Но глаза, они ж предатели, они за бачок над унитазом зацепились, ну и Танькин взгляд проник в кривенькое русло моего взгляда. Поставила она запруду: извлекла из бачка мою материальную ценность домашнего разлива.
— И давно у тебя тайничок?
Вроде бы нейтрально спросила. Но я учуяла в голосе теплоту и доверительно выпалила:
— Помнишь, в первый день я взялась сводить сучку Альму на крышу?… Ну, что ты не хотела, а потом разрешила… Там мальчик в морского капитана играл, антенны у него было вместо парусов. Я говорю: "Мальчик, умираю, откуда хочешь, но достань мне чачи. И чтоб одна нога там, другая здесь. А то меня друзья заметут. Успел… Дай глоток.
— Понятно. Витька тоже в бачке поначалу прятал.

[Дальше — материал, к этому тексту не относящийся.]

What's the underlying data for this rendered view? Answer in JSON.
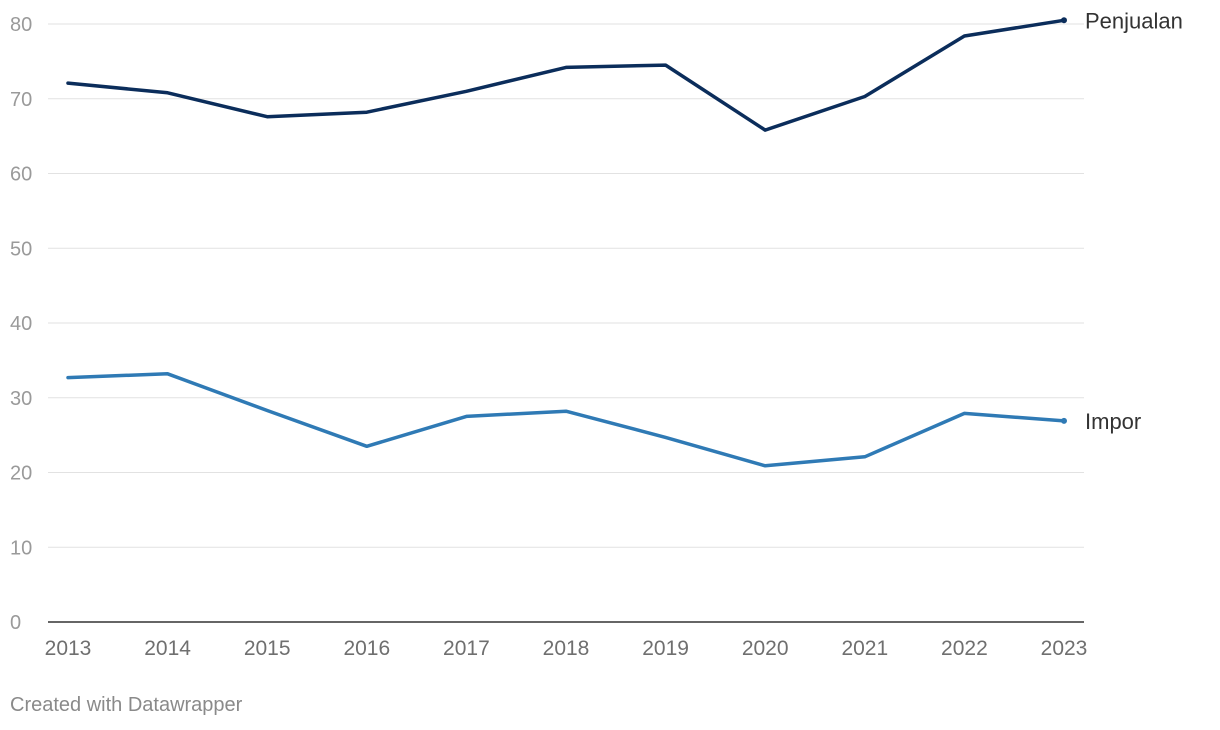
{
  "chart_data": {
    "type": "line",
    "title": "",
    "xlabel": "",
    "ylabel": "",
    "x": [
      "2013",
      "2014",
      "2015",
      "2016",
      "2017",
      "2018",
      "2019",
      "2020",
      "2021",
      "2022",
      "2023"
    ],
    "ylim": [
      0,
      80
    ],
    "yticks": [
      "0",
      "10",
      "20",
      "30",
      "40",
      "50",
      "60",
      "70",
      "80"
    ],
    "grid": true,
    "legend": "direct-labels-right",
    "series": [
      {
        "name": "Penjualan",
        "values": [
          72.1,
          70.8,
          67.6,
          68.2,
          71.0,
          74.2,
          74.5,
          65.8,
          70.3,
          78.4,
          80.5
        ],
        "color": "#0b2d5b"
      },
      {
        "name": "Impor",
        "values": [
          32.7,
          33.2,
          28.3,
          23.5,
          27.5,
          28.2,
          24.7,
          20.9,
          22.1,
          27.9,
          26.9
        ],
        "color": "#2f7ab5"
      }
    ]
  },
  "colors": {
    "grid": "#e2e2e2",
    "axis": "#333333",
    "tick_text": "#9a9a9a",
    "x_tick_text": "#6f6f6f",
    "label_text": "#333333"
  },
  "footer": {
    "text": "Created with Datawrapper"
  }
}
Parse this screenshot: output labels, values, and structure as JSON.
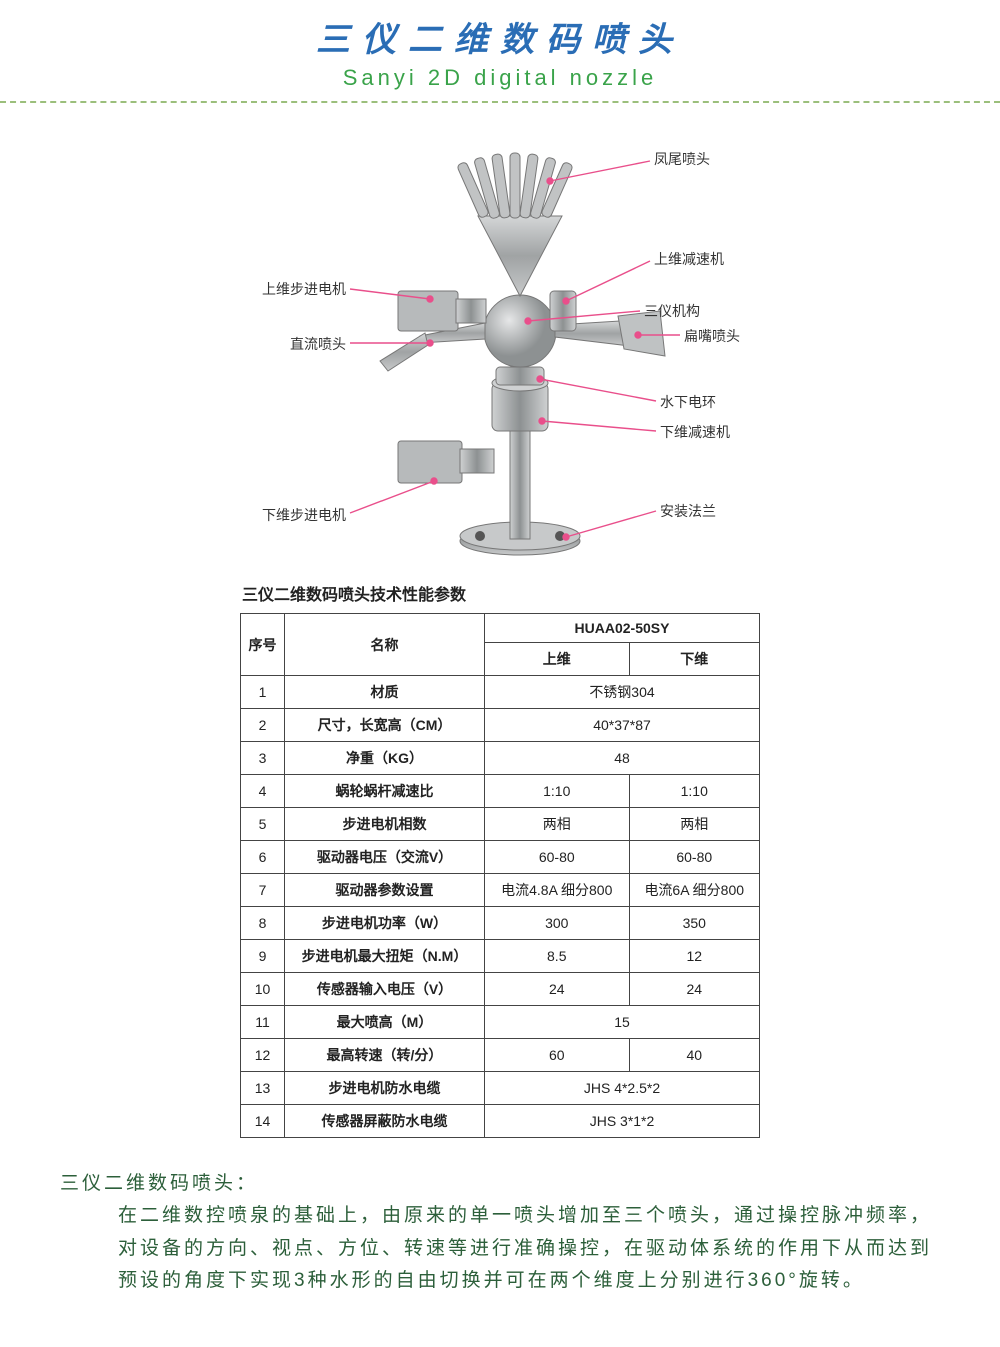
{
  "header": {
    "title_cn": "三仪二维数码喷头",
    "title_en": "Sanyi 2D digital nozzle",
    "title_cn_color": "#2a6db5",
    "title_en_color": "#3aa34a",
    "dash_color": "#9bbf7b"
  },
  "diagram": {
    "labels": {
      "fengwei": "凤尾喷头",
      "upper_reducer": "上维减速机",
      "upper_stepper": "上维步进电机",
      "sanyi_mech": "三仪机构",
      "dc_nozzle": "直流喷头",
      "flat_nozzle": "扁嘴喷头",
      "water_ring": "水下电环",
      "lower_reducer": "下维减速机",
      "lower_stepper": "下维步进电机",
      "flange": "安装法兰"
    },
    "leader_color": "#e94f8b",
    "steel_color": "#b7babb",
    "steel_dark": "#8d9192"
  },
  "spec": {
    "title": "三仪二维数码喷头技术性能参数",
    "col_seq": "序号",
    "col_name": "名称",
    "col_model": "HUAA02-50SY",
    "col_upper": "上维",
    "col_lower": "下维",
    "rows": [
      {
        "n": "1",
        "name": "材质",
        "merged": "不锈钢304"
      },
      {
        "n": "2",
        "name": "尺寸，长宽高（CM）",
        "merged": "40*37*87"
      },
      {
        "n": "3",
        "name": "净重（KG）",
        "merged": "48"
      },
      {
        "n": "4",
        "name": "蜗轮蜗杆减速比",
        "u": "1:10",
        "l": "1:10"
      },
      {
        "n": "5",
        "name": "步进电机相数",
        "u": "两相",
        "l": "两相"
      },
      {
        "n": "6",
        "name": "驱动器电压（交流V）",
        "u": "60-80",
        "l": "60-80"
      },
      {
        "n": "7",
        "name": "驱动器参数设置",
        "u": "电流4.8A 细分800",
        "l": "电流6A 细分800"
      },
      {
        "n": "8",
        "name": "步进电机功率（W）",
        "u": "300",
        "l": "350"
      },
      {
        "n": "9",
        "name": "步进电机最大扭矩（N.M）",
        "u": "8.5",
        "l": "12"
      },
      {
        "n": "10",
        "name": "传感器输入电压（V）",
        "u": "24",
        "l": "24"
      },
      {
        "n": "11",
        "name": "最大喷高（M）",
        "merged": "15"
      },
      {
        "n": "12",
        "name": "最高转速（转/分）",
        "u": "60",
        "l": "40"
      },
      {
        "n": "13",
        "name": "步进电机防水电缆",
        "merged": "JHS 4*2.5*2"
      },
      {
        "n": "14",
        "name": "传感器屏蔽防水电缆",
        "merged": "JHS 3*1*2"
      }
    ]
  },
  "description": {
    "head": "三仪二维数码喷头：",
    "body": "在二维数控喷泉的基础上，由原来的单一喷头增加至三个喷头，通过操控脉冲频率，对设备的方向、视点、方位、转速等进行准确操控，在驱动体系统的作用下从而达到预设的角度下实现3种水形的自由切换并可在两个维度上分别进行360°旋转。",
    "color": "#2c5f3a"
  }
}
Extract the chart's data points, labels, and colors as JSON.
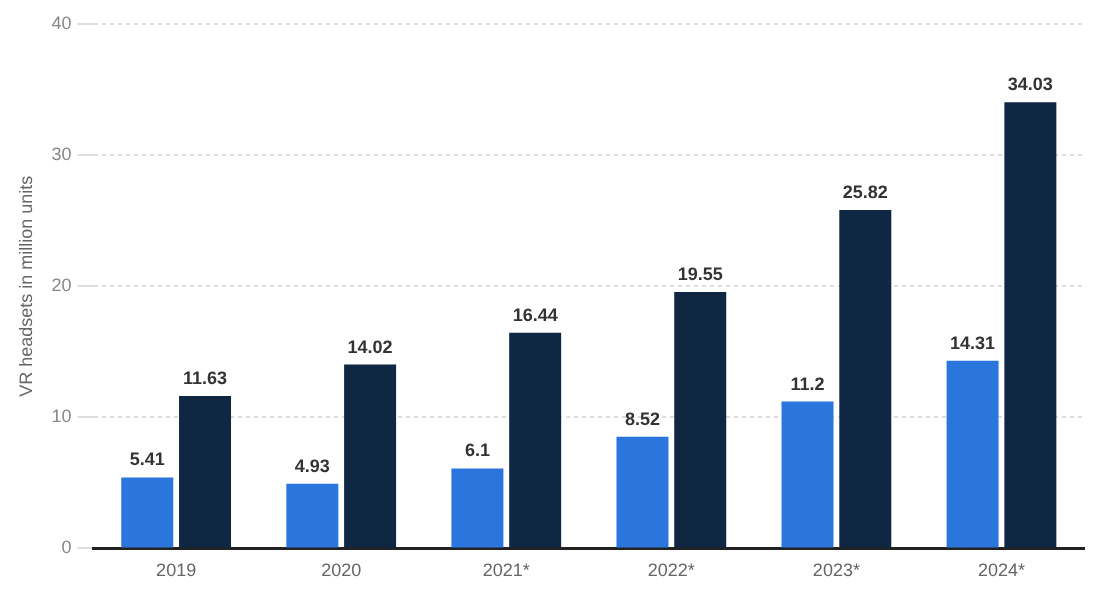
{
  "chart_data": {
    "type": "bar",
    "ylabel": "VR headsets in million units",
    "categories": [
      "2019",
      "2020",
      "2021*",
      "2022*",
      "2023*",
      "2024*"
    ],
    "series": [
      {
        "color": "#2a76dd",
        "values": [
          5.41,
          4.93,
          6.1,
          8.52,
          11.2,
          14.31
        ]
      },
      {
        "color": "#0f2742",
        "values": [
          11.63,
          14.02,
          16.44,
          19.55,
          25.82,
          34.03
        ]
      }
    ],
    "ylim": [
      0,
      40
    ],
    "yticks": [
      0,
      10,
      20,
      30,
      40
    ],
    "grid": "y",
    "data_labels": true,
    "legend": false
  }
}
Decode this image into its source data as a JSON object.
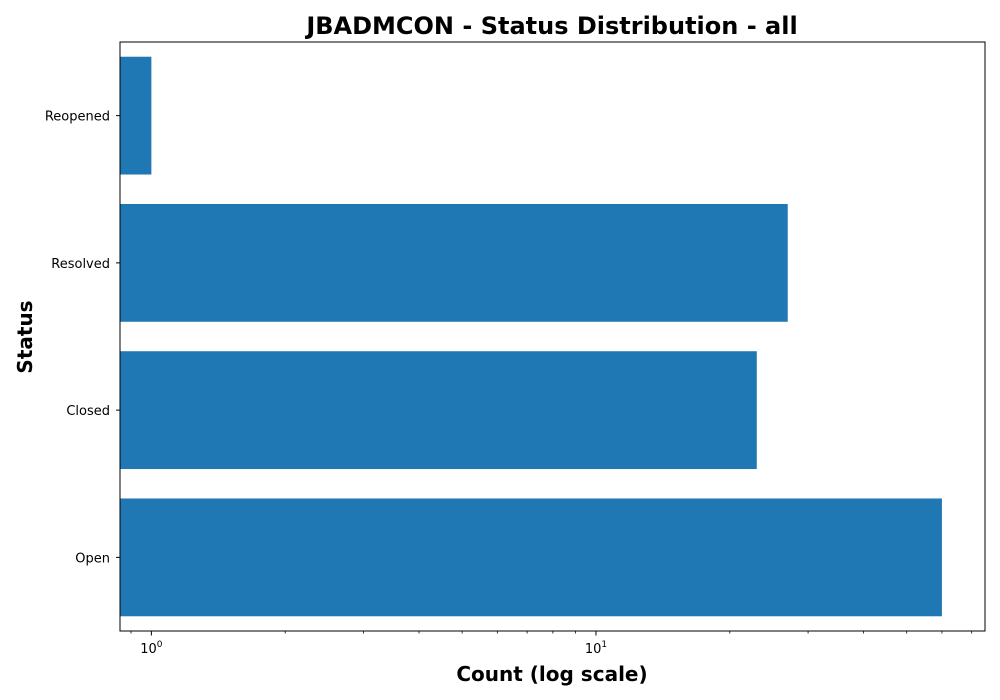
{
  "chart_data": {
    "type": "bar",
    "orientation": "horizontal",
    "title": "JBADMCON - Status Distribution - all",
    "xlabel": "Count (log scale)",
    "ylabel": "Status",
    "x_scale": "log",
    "xlim": [
      0.85,
      75
    ],
    "x_major_ticks": [
      {
        "value": 1,
        "base": "10",
        "exp": "0"
      },
      {
        "value": 10,
        "base": "10",
        "exp": "1"
      }
    ],
    "categories": [
      "Open",
      "Closed",
      "Resolved",
      "Reopened"
    ],
    "values": [
      60,
      23,
      27,
      1
    ],
    "bar_color": "#1f77b4",
    "grid": false,
    "legend": "none"
  }
}
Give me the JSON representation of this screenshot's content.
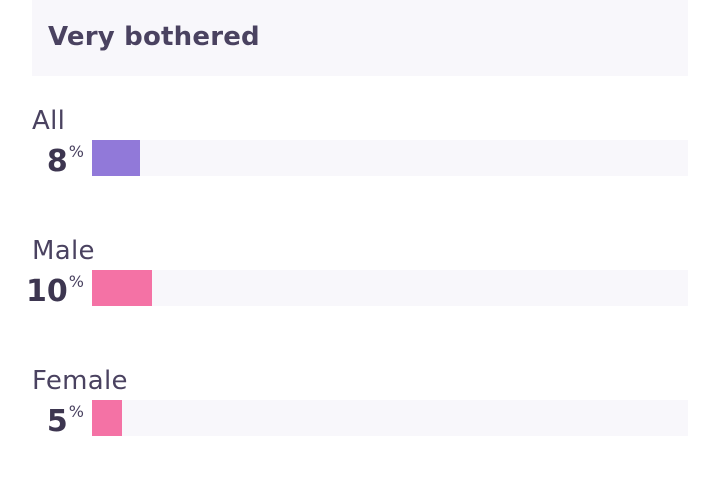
{
  "chart_data": {
    "type": "bar",
    "title": "Very bothered",
    "categories": [
      "All",
      "Male",
      "Female"
    ],
    "values": [
      8,
      10,
      5
    ],
    "unit": "%",
    "xlim": [
      0,
      100
    ],
    "colors": [
      "#9179d9",
      "#f472a5",
      "#f472a5"
    ]
  }
}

Я так хорошо про это знаю, что забыла проверить. Ну да это ничего. Ты лучше скажи: ты к Мишке выходить собираешься?
— Для того и подкрепляюсь… Ну, будь здорова!.. А теперь выкинь эту гадость. И девчонкам ни слова — жалко их. Принеси мне, пожалуйста, картину. И еще одно тебе спасибо, пока не знаю за что. Господи, помоги!
Мишкины глаза тоже бывают как небушко — когда закутаны в поволоку. А так как фигурка у него не Бог весть чего, размытая в лучах утра, то внедрились они в меня как продолжения тех лучей. За спиной у Мишки — распахнутое окно, где птички щебечут. И плывут вдали полиэтиленовые пакеты на подветренной сини неба. Хорошо здесь, не дымно. Кто-то деликатно просовывает мне в отведенные за спину руки свернутую картину.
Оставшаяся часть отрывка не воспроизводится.